Dominique Lanzmann : Nos trois axes de développement sont : tout d’abord l’Éducation. Je compte beaucoup sur l’UNESCO dont les deux piliers sont l’éducation et la culture. J’espère aussi le soutien du Mémorial de la Shoah. Et surtout je voudrais poursuivre cette inscription conjointe franco-allemande en projet pédagogique conjoint franco-allemand à partir de Shoah. Je pense que la meilleure façon de prévenir le racisme et l’antisémitisme est d’éduquer les jeunes : Shoah est un rempart très efficace contre la haine car il ne contient aucune image violente et suscite donc la réflexion et l’émotion au sein des jeunes cerveaux en développement. Claude Lanzmann avait entrepris cette démarche en 2001 en sélectionnant six extraits de Shoah d’environ une demi-heure chacun : 35 000 DVD ont ainsi été distribués dans tous les lycées de France, avec un livret pédagogique écrit par Jean-François Forges et validé par Claude Lanzmann, permettant ainsi à un professeur d’histoire ou de philosophie ou de langue, d’en faire un cours, de montrer l’extrait, et ensuite d’aborder certaines questions avec ses élèves. Le 27 janvier 2022, j’ai donné à l’Éducation nationale via Lumni enseignement de l’INA, les droits sur ces extraits dans leur version restaurée. Ils sont donc disponibles sur cette plateforme d’enseignement, les professeurs disposant de mots de passe pour y accéder. Je souhaite que la France et l’Allemagne déclinent ce dispositif pédagogique dans un maximum de pays dans le monde entier. J’espère aussi avoir le soutien du projet Aladin, qui a soutenu ma candidature, afin de nous aider à couvrir tous les pays arabes.
Notre deuxième axe est de favoriser la recherche en mettant à la disposition des chercheurs les archives papier d’un des grands intellectuels du 20ème siècle. Les archives audio et les rushes de Shoah sont déjà entre de bonnes mains ; plusieurs thèses ont déjà été soutenues. L’ACFL va employer tous les moyens techniques modernes académiques pour faire connaître la vie et l’œuvre de Claude Lanzmann. À terme, je vois un grand site internet.
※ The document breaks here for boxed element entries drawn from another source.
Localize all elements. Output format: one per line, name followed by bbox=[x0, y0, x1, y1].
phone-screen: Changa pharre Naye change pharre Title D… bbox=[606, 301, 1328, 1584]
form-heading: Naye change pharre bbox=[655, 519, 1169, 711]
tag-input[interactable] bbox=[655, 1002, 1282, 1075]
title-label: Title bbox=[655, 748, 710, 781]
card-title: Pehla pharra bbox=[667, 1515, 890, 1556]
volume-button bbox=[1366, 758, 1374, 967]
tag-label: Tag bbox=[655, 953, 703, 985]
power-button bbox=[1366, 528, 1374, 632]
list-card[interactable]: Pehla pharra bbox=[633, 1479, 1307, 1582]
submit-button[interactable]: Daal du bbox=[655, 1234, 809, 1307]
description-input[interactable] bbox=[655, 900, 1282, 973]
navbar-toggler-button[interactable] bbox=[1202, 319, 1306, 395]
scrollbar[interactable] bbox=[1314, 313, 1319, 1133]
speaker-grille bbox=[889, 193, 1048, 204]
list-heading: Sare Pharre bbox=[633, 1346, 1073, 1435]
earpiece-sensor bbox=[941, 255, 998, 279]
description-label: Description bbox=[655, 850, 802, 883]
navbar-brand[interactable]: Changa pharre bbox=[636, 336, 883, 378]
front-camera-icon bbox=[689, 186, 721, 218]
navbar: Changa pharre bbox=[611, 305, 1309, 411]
Enfin la défense du droit moral, c’est-à-dire de la paternité et de l’intégrité de l’œuvre est très importante aussi et nous occupe beaucoup. En effet, prenons l’exemple des 220 heures de rushes de Shoah, qui sont la propriété de l’USHMM et de Yad Vashem : si on n’y prend pas garde, n’importe qui peut demander à les utiliser dans des documentaires. Le droit moral n’existe pas en tant que tel aux États-Unis. L’USHMM se rend compte actuellement du problème que cela peut poser. De jeunes réalisateurs s’amusent à mettre des archives sur la bande son de Claude Lanzmann, de la musique sur ses images, utilisent des scènes très ressemblantes à Shoah, font des documentaires d’une ou deux heures, et inscrivent leur nom au montage et à la réalisation. Ils n’observent pas les codes moraux de Claude Lanzmann, qui évitait absolument la juxtaposition des bourreaux et des victimes, s’interposant lui-même entre eux. Pour cela j’ai fait appel à un cabinet d’avocats spécialisé.
Je suis aidée par des amis proches de mon mari devenus mes amis : Corinna Coulmas, assistante à la réalisation de Shoah pendant plus de dix ans, trésorière de l’Association, la personne qui, après Claude Lanzmann, connaît le mieux Shoah et son tournage. Marc Sagnol, secrétaire de l’ACFL, ancien membre du comité de rédaction de la revue Les Temps Modernes, et assistant de Claude Lanzmann pour la réalisation de Sobibor, 14 octobre 1943, 16 heures, notre juriste Maître Maria de la Vega, et enfin Benjamin Delattre, cinéaste et ami de notre fils Felix. Tel est le bureau de l’association.
L’ACFL participe à de nombreuses manifestations prévues en hommage à Claude Lanzmann, telles que la rétrospective complète décidée et organisée par Arnaud Hée à la Bibliothèque publique d’information du Centre Pompidou en novembre et décembre prochains. L’association prépare aussi le centenaire de Claude Lanzmann en 2025 et espère pérenniser le travail de préservation et de transmission grâce au soutien de toutes les institutions engagées à faire vivre la mémoire de la Shoah.